10 The invisible skyscraper: South Korea’s Tower Infinity will use a combination of LEDs and cameras to give the appearance of being invisible to people on the ground.
11 The 3Doodler: a pen that doodles in three dimensions, creating freestanding structures in coloured plastic.
12 Volvo’s solar pavilion: a flexible solar panel that charges your car and folds up to fit in the boot.
13 Artificial memories: MIT scientists were able to make a mouse react as if it had received shocks in one part of its body when it had actually experienced that pain in another.
14 The Amplituhedron: physicists at the Institute for Advanced Study in Princeton discovered a major shortcut for predicting subatomic-particle collisions.
15 Nest protect smoke alarm: a smoke and carbon monoxide detector that you can silence simply by waving at it and that will text you when its battery is running low.
16 A new atomic clock: 100 times more accurate than the current clock, it will lose only about one second over the lifetime of the universe.
17 The Gravitylight: operated by the weight of a bag of stones, sand or water it could replace kerosene lamps widely used in the developing world.
18 SpaceShipTwo: developed by Virgin, promises to shuttle citizens into space as early as 2014.
19 The gastric-brooding frog
20 The Atlas robot: designed to imitate human rescuers in disaster response and emergency recovery
21 The Argus II: an implanted retina attached to a pair of glasses and a video unit that can restore partial vision to those who have severe retinitis pigmentosa.

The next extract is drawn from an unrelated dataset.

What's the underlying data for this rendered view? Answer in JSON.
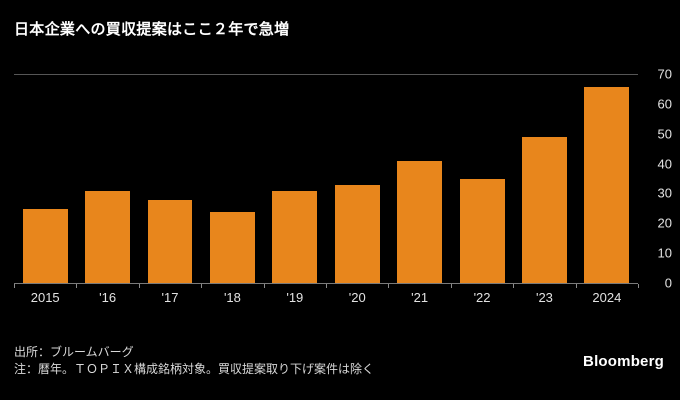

22 The X-47B drone: developed by the US Navy and powered by the same jet engine used on fighters it can carry 2040kg of weapons with a greater range.
23 Waterless fracking: Canadian company GasFrac uses gelled liquid petroleum rather than water to frack wells.
24 The artificial pancreas: detects dropping sugar levels and shuts off regular insulin delivery for type 1 diabetics, just like a real pancreas.
25 Rewalk: an exoskeleton that offers movement to paraplegics by anticipating shifts in the user’s balance.